Black hole emits a jet at near light speed – tens of times bigger than the Milky Way

Astronomes have snapped a picture of a peculiar jet of material blasting from the supermassive black hole at the center of a distant galaxy.

These jets are pretty much the biggest things we know of in the Universe, some of them being over 100 times bigger than the Milky way. It really looks similar to the afterburn of a fighter jet – except the fighter is a black hole, and this afterburn moves at almost light speed. The picture was photographed using the CSIRO Australia Telescope Compact Array radio telescope in New South Wales, but their origins are still unclear.

“Massive jets like this one have been studied for decades, since the beginning of radio astronomy, but we still don’t understand exactly how they are produced or what they’re made of,” says Dr Leith Godfrey from the International Centre for Radio Astronomy Research.

It is believed they stop stars forming in their parent galaxy, limiting how big the galaxies can grow, practically affecting how the Universe looks today. This particular case especially shows us just how little we know about these fantastically large phenomena.
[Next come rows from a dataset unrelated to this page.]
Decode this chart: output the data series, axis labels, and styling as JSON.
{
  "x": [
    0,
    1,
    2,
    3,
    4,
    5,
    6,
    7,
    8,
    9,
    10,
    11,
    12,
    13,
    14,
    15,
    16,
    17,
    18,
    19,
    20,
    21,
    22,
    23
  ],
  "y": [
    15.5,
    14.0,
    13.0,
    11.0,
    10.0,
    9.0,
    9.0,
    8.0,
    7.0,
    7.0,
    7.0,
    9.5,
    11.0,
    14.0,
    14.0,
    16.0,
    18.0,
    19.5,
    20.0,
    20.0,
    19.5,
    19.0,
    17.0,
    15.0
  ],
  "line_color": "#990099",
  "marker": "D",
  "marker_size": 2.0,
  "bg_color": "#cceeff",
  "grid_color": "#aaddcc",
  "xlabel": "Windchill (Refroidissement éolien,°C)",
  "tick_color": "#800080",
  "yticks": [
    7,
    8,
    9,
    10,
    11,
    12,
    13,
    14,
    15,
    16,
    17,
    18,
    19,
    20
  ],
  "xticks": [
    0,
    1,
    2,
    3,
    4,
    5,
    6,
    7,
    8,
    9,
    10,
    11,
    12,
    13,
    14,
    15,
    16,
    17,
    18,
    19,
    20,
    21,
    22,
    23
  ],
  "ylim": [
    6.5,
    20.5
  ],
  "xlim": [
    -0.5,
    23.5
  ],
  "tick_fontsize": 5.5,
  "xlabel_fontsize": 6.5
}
“This new image of the jet shows detail we’ve never seen before and the pattern we revealed provides a clue to how jets like this one work,” says Dr Jim Lovell, a co-author from the University of Tasmania. “This particular jet emits a lot of x-rays, which is hard to explain with our current models. Our new find is a step forward in understanding how these giant objects emit so much x-ray radiation, and indirectly, will help us understand how the jet came to be.”